New web tools show county, hospital burdens

The Department of Health Services debuted two more online tools Wednesday to help people understand the spread of the COVID-19 virus in their county and how it’s affecting hospitals. “This data is increasingly important for us and local decision makers as this pandemic gets increasingly critical,” DHS Deputy Secretary Julie Willems Van Dijk told Action 2 News Wednesday.

A display of disease activity indicates whether counties are experiencing a low to very high spread of the virus based on new cases per capita and also indicates how many counties at each level are continuing to see a rise in cases or are starting to see cases wane. A look at hospital capacity offers a graphical look at daily hospitalizations for COVID-19 and what percent of beds (including ICU beds) and ventilators are available. The state updates these charts every Wednesday by 4 P.M.

Disease activity by county:

Hospital capacity:

The state also improved its charts to display 7-day averages for the percent of tests coming back positive, including a chart that includes people tested more than once. The DHS will continue only reporting results for a person once in its summary data, which is the information Action 2 News relies on for its reports each day and is the most widely accepted method for reporting results, including by the CDC.

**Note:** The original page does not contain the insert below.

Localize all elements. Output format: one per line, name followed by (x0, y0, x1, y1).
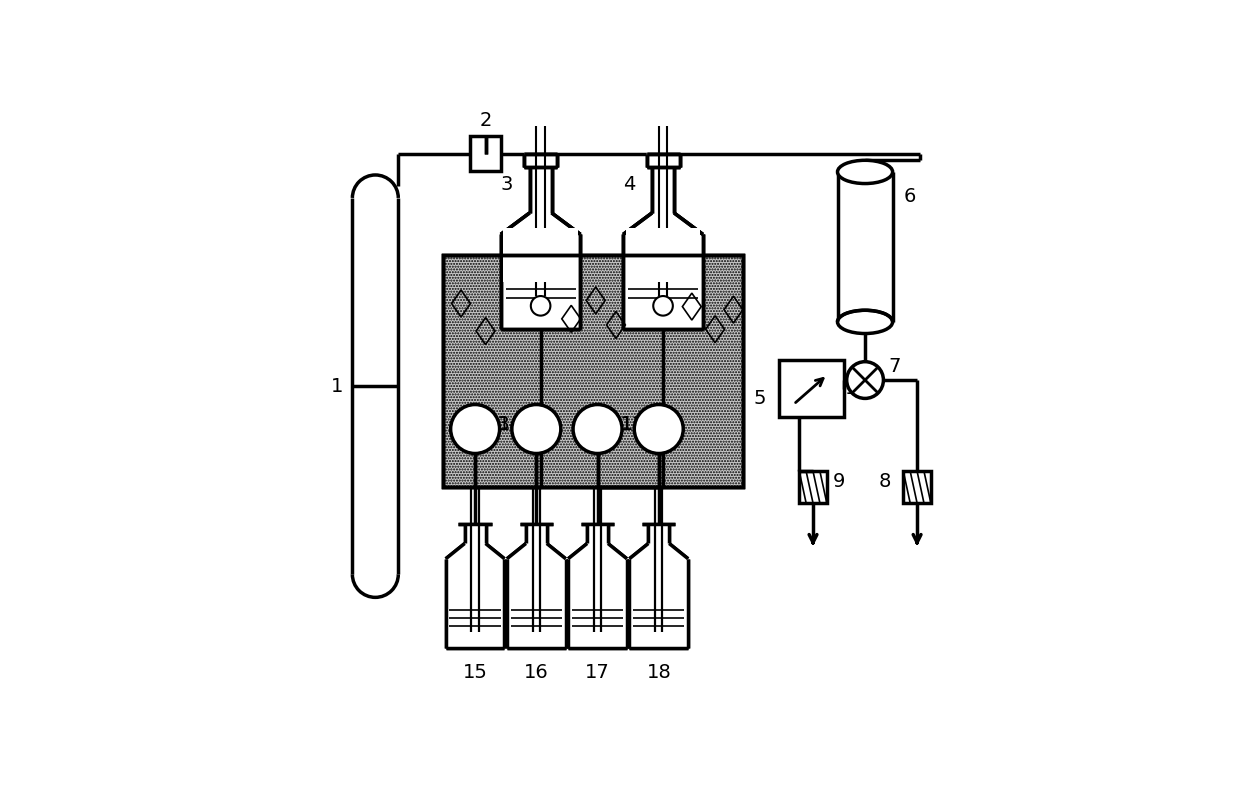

And the state is further breaking down case numbers among youth, so schools and parents can get a better idea of how the coronavirus is spreading among, say, preschool vs. elementary vs. high school ages.

County by county cases will be added here shortly.


The Centers for Disease Control and Prevention identified these as possible symptoms of COVID-19:

  • Fever of 100.4 or higher
  • Cough
  • Shortness of breath
  • Chills
  • Repeated shaking with chills
  • Muscle pain
  • Headache
  • Sore throat
  • New loss of taste or smell


  • The coronavirus is a new, or “novel,” virus. Nobody has a natural immunity to it. Children and teens seem to recover best from the virus. Older people and those with underlying health conditions (heart disease, diabetes, lung disease) are considered at high risk, according to the CDC. Precautions are also needed around people with developing or weakened immune systems.
  • To help prevent the spread of the virus:
  • Stay at least six feet away from other people
  • Avoid close contact with people who are or appear sick
  • Stay at home as much as possible
  • Cancel events and avoid groups, gatherings, play dates and nonessential appointments
  • Stay home when you are sick, except to get medical care
  • Wash your hands regularly for at least 20 seconds. If soap and water are not available, use an alcohol-based hand sanitizer with at least 60% alcohol
  • Cover your mouth and nose with a mask. At a minimum, use a tissue when you cough or sneeze or use the inside of your elbow.